Pericardium Basics for the Physician Assistant Exam

The pericardium, the outer covering of the heart, can get inflamed and irritated from a variety of conditions. For the Physician Assistant Exam (PANCE) purposes, be familiar with pericarditis, pericardial effusion, and cardiac tamponade.

Pericarditis linked to multiple causes

Pericarditis is simply an inflammation of the pericardium. Causes of pericarditis may be viral (think Coxsackie B virus), autoimmune (think lupus), medication-induced (think cyclosporine, warfarin, and heparin), or malignant (think Kaposi’s sarcoma or metastatic disease from another solid tumor malignancy, most commonly lung carcinoma).

Uremic pericarditis is an effect of untreated, advanced kidney disease. And don’t forget about tuberculosis as a cause of pericarditis — tuberculosis can do just about anything. In case the list isn’t long enough, other possible causes of pericarditis are bacterial, fungal, radiation-induced, and that famous catch-all idiopathic (meaning “we don’t have a clue”).

Here are some key points concerning pericarditis:

  • The classic pain pattern of pericarditis is often pleuritic. The patient feels relief when sitting up and forward.

  • You can best hear an audible pericardial friction rub (think of Velcro) with the person sitting up and forward. The sound is often triphasic.

  • The treatment for pericarditis is initially indomethacin (Indocin), but prednisone and colchicine (Colcrys) can also be used if the condition is refractory to NSAIDs.

  • The typical ECG findings for acute pericarditis include diffuse ST elevation and PR segment depression.

Pericardial effusion

Pericardial effusion is a buildup of fluid in the pericardial space. If it occurs gradually, there may not be any hemodynamic compromise. It comes in four flavors: transudative, exudative, hemorrhagic, and malignant. The big causes of a pericardial effusion, which are similar to the causes of pericarditis, are connective tissue disorders, malignancies, infections, and medications. Don’t forget tuberculosis as another cause of a pericardial effusion.

Look for chest pain, pressure symptoms, and on radiography, the so-called “water-bottle heart.” Look for Ewart’s sign (dullness to percussion). To make you crazy, we’ll also say that a small effusion may have no symptoms.

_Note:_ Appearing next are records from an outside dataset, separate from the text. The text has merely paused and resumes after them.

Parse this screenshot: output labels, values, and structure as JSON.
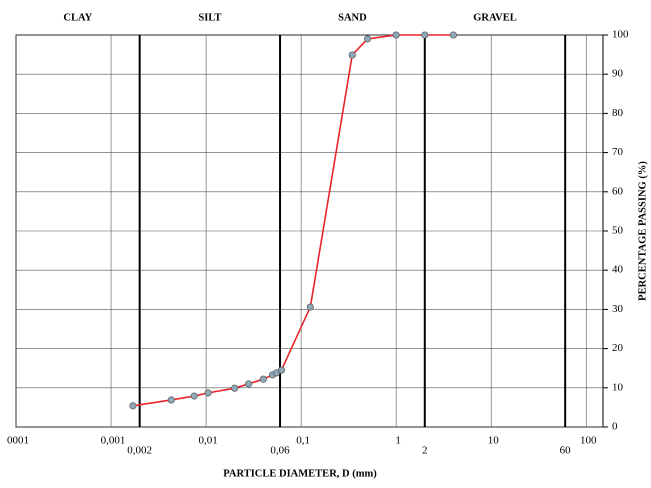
{
  "chart_data": {
    "type": "line",
    "xlabel": "PARTICLE DIAMETER, D (mm)",
    "ylabel": "PERCENTAGE PASSING (%)",
    "xscale": "log",
    "xlim": [
      0.0001,
      150
    ],
    "ylim": [
      0,
      100
    ],
    "xticks": [
      {
        "value": 0.0001,
        "label": "0001"
      },
      {
        "value": 0.001,
        "label": "0,001"
      },
      {
        "value": 0.01,
        "label": "0,01"
      },
      {
        "value": 0.1,
        "label": "0,1"
      },
      1,
      10,
      100
    ],
    "yticks": [
      0,
      10,
      20,
      30,
      40,
      50,
      60,
      70,
      80,
      90,
      100
    ],
    "boundaries": [
      {
        "value": 0.002,
        "label": "0,002"
      },
      {
        "value": 0.06,
        "label": "0,06"
      },
      2,
      60
    ],
    "zones": [
      "CLAY",
      "SILT",
      "SAND",
      "GRAVEL"
    ],
    "grid": true,
    "color": "#e8262a",
    "marker_color": "#8fa8b8",
    "x": [
      0.0017,
      0.0043,
      0.0075,
      0.0105,
      0.02,
      0.028,
      0.04,
      0.05,
      0.055,
      0.062,
      0.125,
      0.345,
      0.5,
      1,
      2,
      4
    ],
    "values": [
      5.4,
      6.9,
      7.9,
      8.7,
      9.9,
      11.0,
      12.2,
      13.3,
      13.8,
      14.5,
      30.6,
      94.9,
      99.0,
      100,
      100,
      100
    ]
  }
}
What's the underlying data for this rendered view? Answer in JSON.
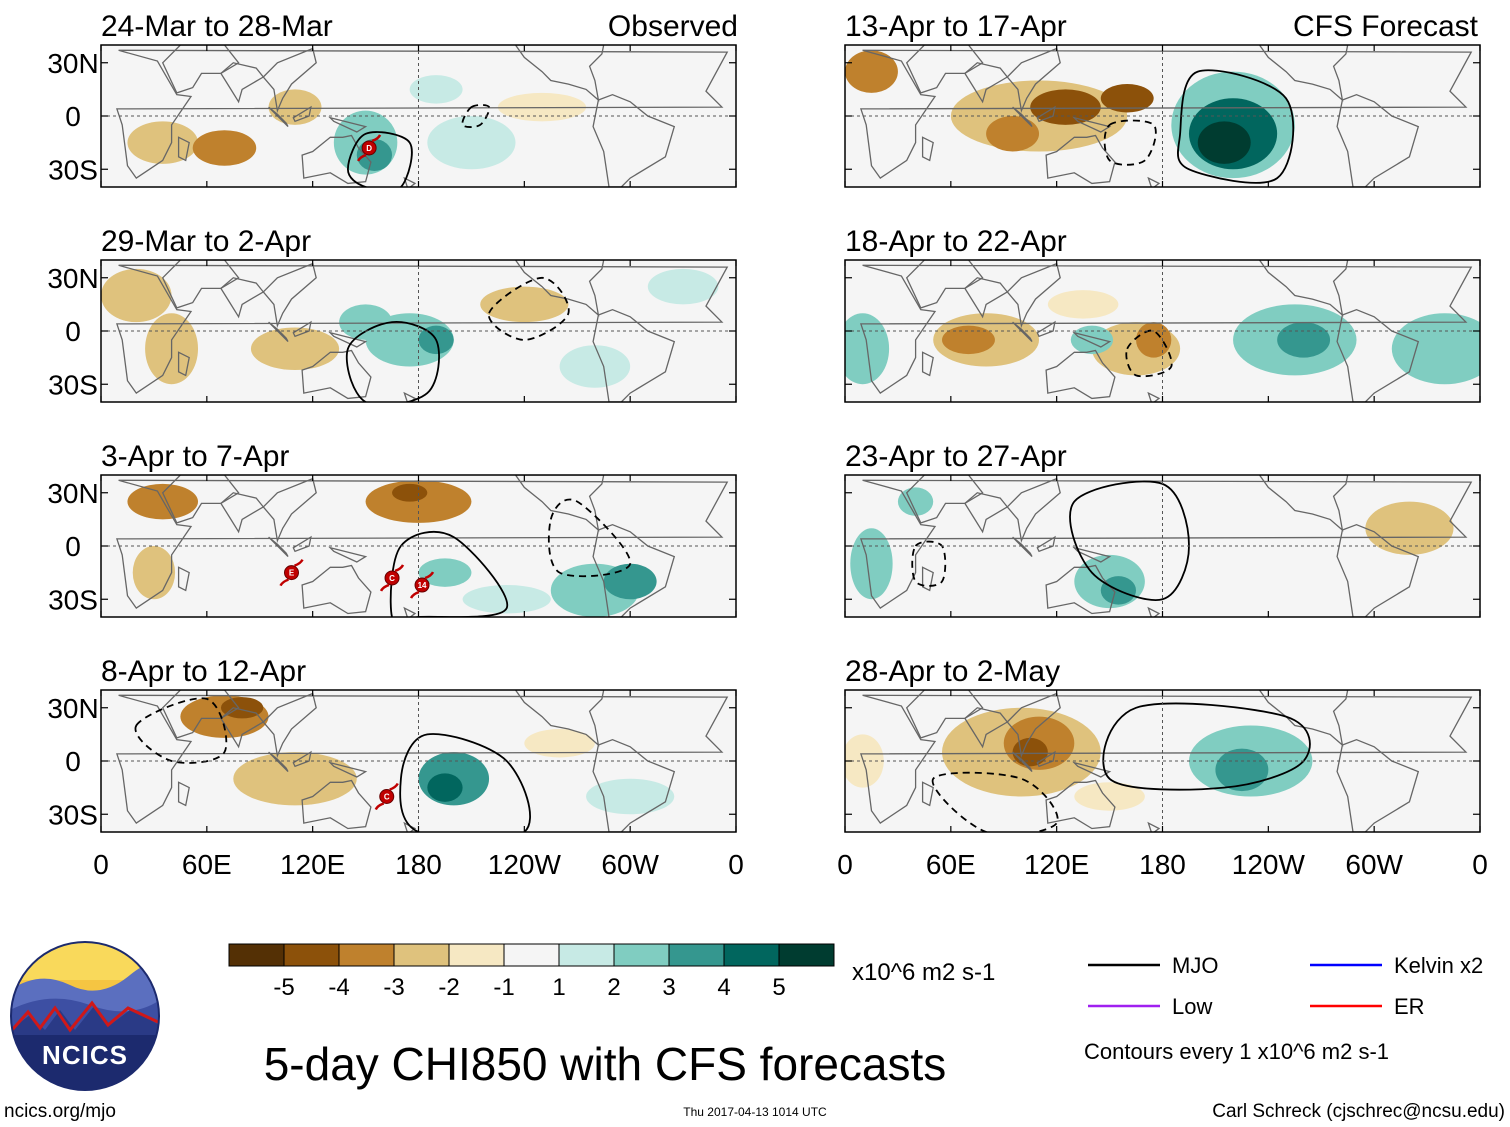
{
  "figure": {
    "title": "5-day CHI850 with CFS forecasts",
    "url": "ncics.org/mjo",
    "timestamp": "Thu 2017-04-13 1014 UTC",
    "credit": "Carl Schreck (cjschrec@ncsu.edu)",
    "logo_text": "NCICS"
  },
  "headers": {
    "observed": "Observed",
    "forecast": "CFS Forecast"
  },
  "chart_data": {
    "type": "heatmap",
    "variable": "CHI850",
    "units": "x10^6 m2 s-1",
    "lat_ticks": [
      "30N",
      "0",
      "30S"
    ],
    "lon_ticks": [
      "0",
      "60E",
      "120E",
      "180",
      "120W",
      "60W",
      "0"
    ],
    "lon_values": [
      0,
      60,
      120,
      180,
      240,
      300,
      360
    ],
    "lat_values": [
      30,
      0,
      -30
    ],
    "lat_range": [
      -40,
      40
    ],
    "lon_range": [
      0,
      360
    ],
    "colorbar": {
      "labels": [
        "-5",
        "-4",
        "-3",
        "-2",
        "-1",
        "1",
        "2",
        "3",
        "4",
        "5"
      ],
      "levels": [
        -5,
        -4,
        -3,
        -2,
        -1,
        1,
        2,
        3,
        4,
        5
      ],
      "colors": [
        "#543005",
        "#8c510a",
        "#bf812d",
        "#dfc27d",
        "#f6e8c3",
        "#f5f5f5",
        "#c7eae5",
        "#80cdc1",
        "#35978f",
        "#01665e",
        "#003c30"
      ]
    },
    "panels": [
      {
        "label": "24-Mar to 28-Mar",
        "source": "Observed",
        "blobs": [
          [
            35,
            -15,
            20,
            12,
            -2
          ],
          [
            70,
            -18,
            18,
            10,
            -3
          ],
          [
            110,
            5,
            15,
            10,
            -2
          ],
          [
            150,
            -15,
            18,
            18,
            2
          ],
          [
            155,
            -22,
            10,
            9,
            3
          ],
          [
            210,
            -15,
            25,
            15,
            1
          ],
          [
            190,
            15,
            15,
            8,
            1
          ],
          [
            250,
            5,
            25,
            8,
            -1
          ]
        ],
        "contours": [
          {
            "kind": "MJO",
            "style": "solid",
            "points": [
              [
                140,
                -30
              ],
              [
                150,
                -10
              ],
              [
                175,
                -15
              ],
              [
                170,
                -40
              ],
              [
                150,
                -40
              ]
            ]
          },
          {
            "kind": "MJO",
            "style": "dashed",
            "points": [
              [
                210,
                5
              ],
              [
                220,
                5
              ],
              [
                215,
                -5
              ],
              [
                205,
                -5
              ]
            ]
          }
        ],
        "storms": [
          {
            "id": "D",
            "lon": 152,
            "lat": -18
          }
        ]
      },
      {
        "label": "29-Mar to 2-Apr",
        "source": "Observed",
        "blobs": [
          [
            20,
            20,
            20,
            15,
            -2
          ],
          [
            40,
            -10,
            15,
            20,
            -2
          ],
          [
            110,
            -10,
            25,
            12,
            -2
          ],
          [
            150,
            5,
            15,
            10,
            2
          ],
          [
            175,
            -5,
            25,
            15,
            2
          ],
          [
            190,
            -5,
            10,
            8,
            3
          ],
          [
            240,
            15,
            25,
            10,
            -2
          ],
          [
            330,
            25,
            20,
            10,
            1
          ],
          [
            280,
            -20,
            20,
            12,
            1
          ]
        ],
        "contours": [
          {
            "kind": "MJO",
            "style": "solid",
            "points": [
              [
                140,
                -10
              ],
              [
                165,
                5
              ],
              [
                190,
                -5
              ],
              [
                185,
                -35
              ],
              [
                150,
                -40
              ]
            ]
          },
          {
            "kind": "MJO",
            "style": "dashed",
            "points": [
              [
                220,
                10
              ],
              [
                250,
                30
              ],
              [
                265,
                10
              ],
              [
                240,
                -5
              ]
            ]
          }
        ],
        "storms": []
      },
      {
        "label": "3-Apr to 7-Apr",
        "source": "Observed",
        "blobs": [
          [
            35,
            25,
            20,
            10,
            -3
          ],
          [
            30,
            -15,
            12,
            15,
            -2
          ],
          [
            180,
            25,
            30,
            12,
            -3
          ],
          [
            175,
            30,
            10,
            5,
            -4
          ],
          [
            280,
            -25,
            25,
            15,
            2
          ],
          [
            300,
            -20,
            15,
            10,
            3
          ],
          [
            195,
            -15,
            15,
            8,
            2
          ],
          [
            230,
            -30,
            25,
            8,
            1
          ]
        ],
        "contours": [
          {
            "kind": "MJO",
            "style": "solid",
            "points": [
              [
                165,
                -40
              ],
              [
                170,
                0
              ],
              [
                200,
                5
              ],
              [
                230,
                -35
              ],
              [
                180,
                -40
              ]
            ]
          },
          {
            "kind": "MJO",
            "style": "dashed",
            "points": [
              [
                255,
                15
              ],
              [
                270,
                25
              ],
              [
                300,
                -10
              ],
              [
                260,
                -15
              ]
            ]
          }
        ],
        "storms": [
          {
            "id": "E",
            "lon": 108,
            "lat": -15
          },
          {
            "id": "C",
            "lon": 165,
            "lat": -18
          },
          {
            "id": "14",
            "lon": 182,
            "lat": -22
          }
        ]
      },
      {
        "label": "8-Apr to 12-Apr",
        "source": "Observed",
        "blobs": [
          [
            70,
            25,
            25,
            12,
            -3
          ],
          [
            80,
            30,
            12,
            6,
            -4
          ],
          [
            110,
            -10,
            35,
            15,
            -2
          ],
          [
            200,
            -10,
            20,
            15,
            3
          ],
          [
            195,
            -15,
            10,
            8,
            4
          ],
          [
            300,
            -20,
            25,
            10,
            1
          ],
          [
            260,
            10,
            20,
            8,
            -1
          ]
        ],
        "contours": [
          {
            "kind": "MJO",
            "style": "solid",
            "points": [
              [
                170,
                -10
              ],
              [
                185,
                15
              ],
              [
                230,
                0
              ],
              [
                240,
                -40
              ],
              [
                180,
                -40
              ]
            ]
          },
          {
            "kind": "MJO",
            "style": "dashed",
            "points": [
              [
                20,
                20
              ],
              [
                60,
                35
              ],
              [
                70,
                5
              ],
              [
                40,
                0
              ]
            ]
          }
        ],
        "storms": [
          {
            "id": "C",
            "lon": 162,
            "lat": -20
          }
        ]
      },
      {
        "label": "13-Apr to 17-Apr",
        "source": "CFS Forecast",
        "blobs": [
          [
            15,
            25,
            15,
            12,
            -3
          ],
          [
            110,
            0,
            50,
            20,
            -2
          ],
          [
            125,
            5,
            20,
            10,
            -4
          ],
          [
            160,
            10,
            15,
            8,
            -4
          ],
          [
            95,
            -10,
            15,
            10,
            -3
          ],
          [
            220,
            -5,
            35,
            30,
            2
          ],
          [
            220,
            -10,
            25,
            20,
            4
          ],
          [
            215,
            -15,
            15,
            12,
            5
          ]
        ],
        "contours": [
          {
            "kind": "MJO",
            "style": "solid",
            "points": [
              [
                190,
                -10
              ],
              [
                200,
                25
              ],
              [
                250,
                10
              ],
              [
                245,
                -35
              ],
              [
                195,
                -30
              ]
            ]
          },
          {
            "kind": "MJO",
            "style": "dashed",
            "points": [
              [
                150,
                -5
              ],
              [
                175,
                -5
              ],
              [
                170,
                -25
              ],
              [
                150,
                -25
              ]
            ]
          }
        ],
        "storms": []
      },
      {
        "label": "18-Apr to 22-Apr",
        "source": "CFS Forecast",
        "blobs": [
          [
            80,
            -5,
            30,
            15,
            -2
          ],
          [
            70,
            -5,
            15,
            8,
            -3
          ],
          [
            165,
            -10,
            25,
            15,
            -2
          ],
          [
            175,
            -5,
            10,
            10,
            -3
          ],
          [
            140,
            -5,
            12,
            8,
            2
          ],
          [
            255,
            -5,
            35,
            20,
            2
          ],
          [
            260,
            -5,
            15,
            10,
            3
          ],
          [
            340,
            -10,
            30,
            20,
            2
          ],
          [
            10,
            -10,
            15,
            20,
            2
          ],
          [
            135,
            15,
            20,
            8,
            -1
          ]
        ],
        "contours": [
          {
            "kind": "MJO",
            "style": "dashed",
            "points": [
              [
                160,
                -10
              ],
              [
                175,
                0
              ],
              [
                185,
                -20
              ],
              [
                165,
                -25
              ]
            ]
          }
        ],
        "storms": []
      },
      {
        "label": "23-Apr to 27-Apr",
        "source": "CFS Forecast",
        "blobs": [
          [
            15,
            -10,
            12,
            20,
            2
          ],
          [
            150,
            -20,
            20,
            15,
            2
          ],
          [
            155,
            -25,
            10,
            8,
            3
          ],
          [
            320,
            10,
            25,
            15,
            -2
          ],
          [
            40,
            25,
            10,
            8,
            2
          ]
        ],
        "contours": [
          {
            "kind": "MJO",
            "style": "solid",
            "points": [
              [
                130,
                25
              ],
              [
                180,
                35
              ],
              [
                195,
                0
              ],
              [
                180,
                -30
              ],
              [
                140,
                -15
              ]
            ]
          },
          {
            "kind": "MJO",
            "style": "dashed",
            "points": [
              [
                40,
                0
              ],
              [
                55,
                0
              ],
              [
                55,
                -20
              ],
              [
                40,
                -20
              ]
            ]
          }
        ],
        "storms": []
      },
      {
        "label": "28-Apr to 2-May",
        "source": "CFS Forecast",
        "blobs": [
          [
            100,
            5,
            45,
            25,
            -2
          ],
          [
            110,
            10,
            20,
            15,
            -3
          ],
          [
            105,
            5,
            10,
            8,
            -4
          ],
          [
            230,
            0,
            35,
            20,
            2
          ],
          [
            225,
            -5,
            15,
            12,
            3
          ],
          [
            10,
            0,
            12,
            15,
            -1
          ],
          [
            150,
            -20,
            20,
            8,
            -1
          ]
        ],
        "contours": [
          {
            "kind": "MJO",
            "style": "solid",
            "points": [
              [
                150,
                -10
              ],
              [
                165,
                30
              ],
              [
                250,
                25
              ],
              [
                260,
                0
              ],
              [
                215,
                -15
              ]
            ]
          },
          {
            "kind": "MJO",
            "style": "dashed",
            "points": [
              [
                50,
                -10
              ],
              [
                80,
                -40
              ],
              [
                120,
                -35
              ],
              [
                100,
                -10
              ]
            ]
          }
        ],
        "storms": []
      }
    ]
  },
  "colorbar_units": "x10^6 m2 s-1",
  "legend": {
    "items": [
      {
        "label": "MJO",
        "color": "#000000"
      },
      {
        "label": "Kelvin x2",
        "color": "#0000ff"
      },
      {
        "label": "Low",
        "color": "#a020f0"
      },
      {
        "label": "ER",
        "color": "#ff0000"
      }
    ],
    "note": "Contours every 1 x10^6 m2 s-1"
  }
}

Here’s a possible PANCE subtlety: pericardial effusion is also present after a repair of atrial septal defect secundum (ASD).

How to relieve cardiac tamponade

Cardiac tamponade occurs when a pericardial effusion gets really big really, really quickly and in effect cuts off the left ventricle and blocks inflow. Picture the pericardium rapidly filling with fluid. Cardiac tamponade can be a cause of hypotension. Here are some key points about cardiac tamponade:

  • On physical examination, jugular venous distention (JVD), Kussmaul’s sign, and pulsus paradoxus can be present. Be familiar with these signs. (And please don’t confuse Kussmaul’s sign with Kussmaul respirations. Kussmaul’s respirations are tachypnea seen in the setting of a metabolic acidosis. Kussmaul’s sign is an increase in JVD on inspiration due to the pericardial effusion.) There are also diminished heart sounds.

  • The ECG shows decreased amplitude and poor R wave progression. Electrical alternans can also be present.

  • If a person has a Swan-Ganz catheter, you see equalization of pressures in someone with cardiac tamponade. The heart is literally getting squeezed in there. You see the pulmonary artery diastolic (PAD) pressure (an example of right-sided pressures) equal the pulmonary capillary wedge pressure (PCWP) (which is the awesomest way to measure left-sided pressures).

    In contrast, in cardiogenic shock, the person usually has a PCWP that’s greater than the PAD pressure (reflecting a left-sided or systolic problem — a pumping problem), although both can be elevated.

  • You can confirm the diagnosis of cardiac tamponade by bedside echocardiogram. It shows collapse of the right atrium and ventricle. There can also be obstruction of the flow of blood from the left ventricle as the buildup of fluid causes shifting of the interventricular septum to the left. This is not good.

  • The treatment is a pericardiocentesis using the xiphoid process of the sternum as a guide.